Big data processing
We have covered a lot of practical/engineering topics with this
course.
Most of the work we have done was about programming big data
systems, but we spent a lot of time to understand how those systems are
engineered.
To succesfuly finish this course, you must be able to answer the
questions in the following sections without
thinking!
1. Big data
- Why is big data important?
- What do the 3Vs of big data mean?
- What is the ETL cycle?
- What is the difference between stream and batch processing?
2. Functional programming
- What is the essense of FP?
- What does \(f(x: A, y: [B]) \rightarrow
C\) mean?
- Why is lazyness a virtue in BDP?
- What is a monad and what is it used for?

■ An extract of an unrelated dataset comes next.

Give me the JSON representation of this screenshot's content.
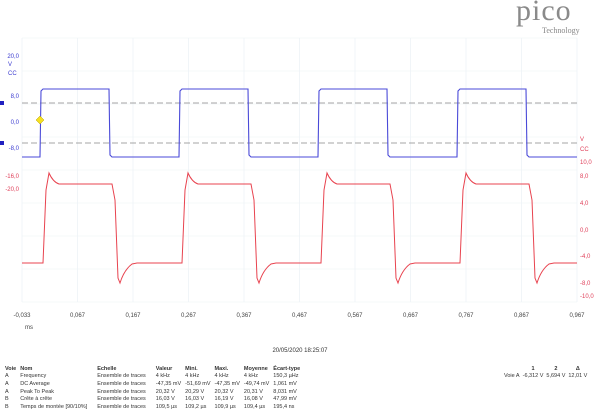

- How can we exploit immutability?
3. Data processing with FP
- What is the difference between element-wise and aggregation
operations?
- What is the function signature for
foldL
?
- What is the difference between
reduceL
and
reduceR
?
- How can we implement
map
, filter
,
zip
etc with reduce
?
- How can we implement a
join
between KV pairs?
- (How) Can we re-write an SQL query with FP primitives?
4. Unix
- What is a pipe(-line)?
- Which
map
-like operations does Unix support?
- Which
reduce
-like operations does Unix support?
- How can we:
- Find all files that contain a pattern?
- Process data as they come?
- Compare file contents?
- Run commands in parallel?
5. Distributed systems
- What is the key difference between distributed and parallel
systems?
- What does Amdhal’s law tell us?
- What are the key problems with distributed systems?
- How do we deal with time being unreliable?
- How do we make decisions in distributed settings?
- How many nodes do we need?
- What is the CAP theorem?
- What are the different consistency models?
- What is causal consistency?
- What is sequential consistency and what is linearisability?
6. Distributed databases and filesystems
- Why do we need to replicate data?
- What are the most common replication architectures?
- Why do we need to partition datasets?
- What are the most common transaction isolation levels?
- How does HDFS store a file?
7. Spark
- What are Spark RDDs? Why was Spark so revolutionary?
- What is the difference between RDDs and Pair RDDs? Why do we need
both?
- What are the key Spark API calls?
- What are wide and narrow dependencies?
- How does Spark deal with faults?
- What types of partitioning can we employ for dist systems like
Spark?
- How does Catalyst optimize queries?
8. Stream processing
- When is a problem a data streaming problem?
- Why do we need streaming windows?
- What types of windows do we get with stream processing?
- What is the difference between event, processing and ingestion
time?
- What is the difference between microbatching and stream
processing?
- What is the problem with state in streaming systems?
- How can we disseminate events from producers to consumers?
- How do we take consistent snapshots?
9. Graph processing
- What is the best way of reprensenting graphs in memory and in a
distributed system?
- How can we traverse a graph stored in an SQL database?
- What is the bulk synchronous parallel model?
- How does Pregel implement the BSP model?